All Eyes on Rittenhouse Trial

Angry protesters take to the streets in Kenosha in wake of the shooting of Jacob Blake

Tensions across the nation skyrocketed as one of the most recent watershed moments during America’s time of tension arrived in the trial of then 17-year-old Kyle Rittenhouse.


On August 23, 2020, protests rocked Kenosha, Wisconsin following the shooting of Jacob Blake, a black man whom police attempted to arrest on a warrant. Although Blake survived, he sustained serious injuries, and Kenosha was subsequently thrown into chaos by the protests that followed.


During these protests, Rittenhouse arrived in Kenosha with his friend, Dominick Black, the latter of whom purchased guns, including Rittenhouse’s rifle. Rittenhouse repeatedly drove from his home in Illinois to Kenosha where he worked, but he testified that on this night, the two belonged to a group of men hired to guard businesses during the protests, Rittenhouse’s specific job centering around protecting and providing medical aid at a car dealership.

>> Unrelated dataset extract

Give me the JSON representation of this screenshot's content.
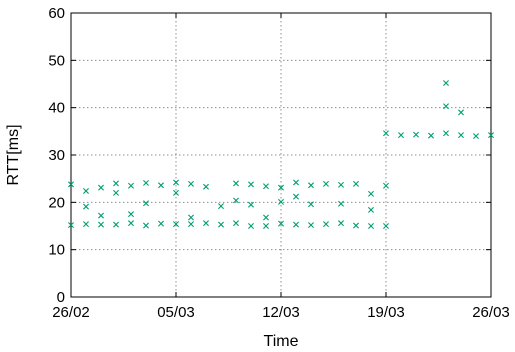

At approximately 11:45 pm, as confirmed by witness Richie McGinnis, Rittenhouse was chased by 36-year-old Joseph Rosenbaum. Rosenbaum attempted to grab Rittenhouse’s gun, and Rittenhouse fatally shot Rosenbaum four times. Following the shooting, a crowd chased a fleeing Rittenhouse, who fatally shot 26-year-old Anthony Huber after the latter hit Rittenhouse with a skateboard. Rittenhouse also testified that Huber attempted to take his rifle. Moments later, now-27-year-old Gaige Grosskruetz froze with his hands in the air—he had previously been advancing toward Rittenhouse—while holding a handgun. Grosskruetz eventually resumed advancing, at which point Rittenhouse shot him in the arm. Grosskruetz’s injuries proved nonfatal, and he testified during the trial.

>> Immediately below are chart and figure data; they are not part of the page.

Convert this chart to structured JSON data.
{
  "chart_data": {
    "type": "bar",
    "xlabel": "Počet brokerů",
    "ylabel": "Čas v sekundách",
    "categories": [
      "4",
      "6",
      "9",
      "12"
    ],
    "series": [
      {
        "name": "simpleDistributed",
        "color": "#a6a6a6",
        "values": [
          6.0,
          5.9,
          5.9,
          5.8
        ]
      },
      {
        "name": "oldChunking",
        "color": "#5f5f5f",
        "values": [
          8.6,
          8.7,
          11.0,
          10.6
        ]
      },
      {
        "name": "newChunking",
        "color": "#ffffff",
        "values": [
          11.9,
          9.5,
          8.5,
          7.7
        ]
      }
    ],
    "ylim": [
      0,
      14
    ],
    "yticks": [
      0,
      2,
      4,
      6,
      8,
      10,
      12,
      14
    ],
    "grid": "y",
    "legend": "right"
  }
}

Rittenhouse was not immediately arrested at the scene, though he eventually turned himself into law enforcement.


He was prosecuted on five charges—two counts of homicide (varying types), one count of attempted homicide and two counts of recklessness. The trial became a highly-publicized political endeavor with many pro-gun rights activists viewing the ruling as a watershed moment for their movement. Others lent a racial connotation to the trial and claim that it showcases racial inequality and institutionalized racism—for context, this argument centers around the notion that Rittenhouse would have been treated much harsher if he were black, as both he and those he shot were white.


This November, a jury unanimously found Rittenhouse not guilty. This ruling has provoked a range of reactions: several Republican lawmakers and gun rights proponents hailed the trial as a victory, while President Joe Biden expressed his disappointment. These opinions and tensions remain in standstill.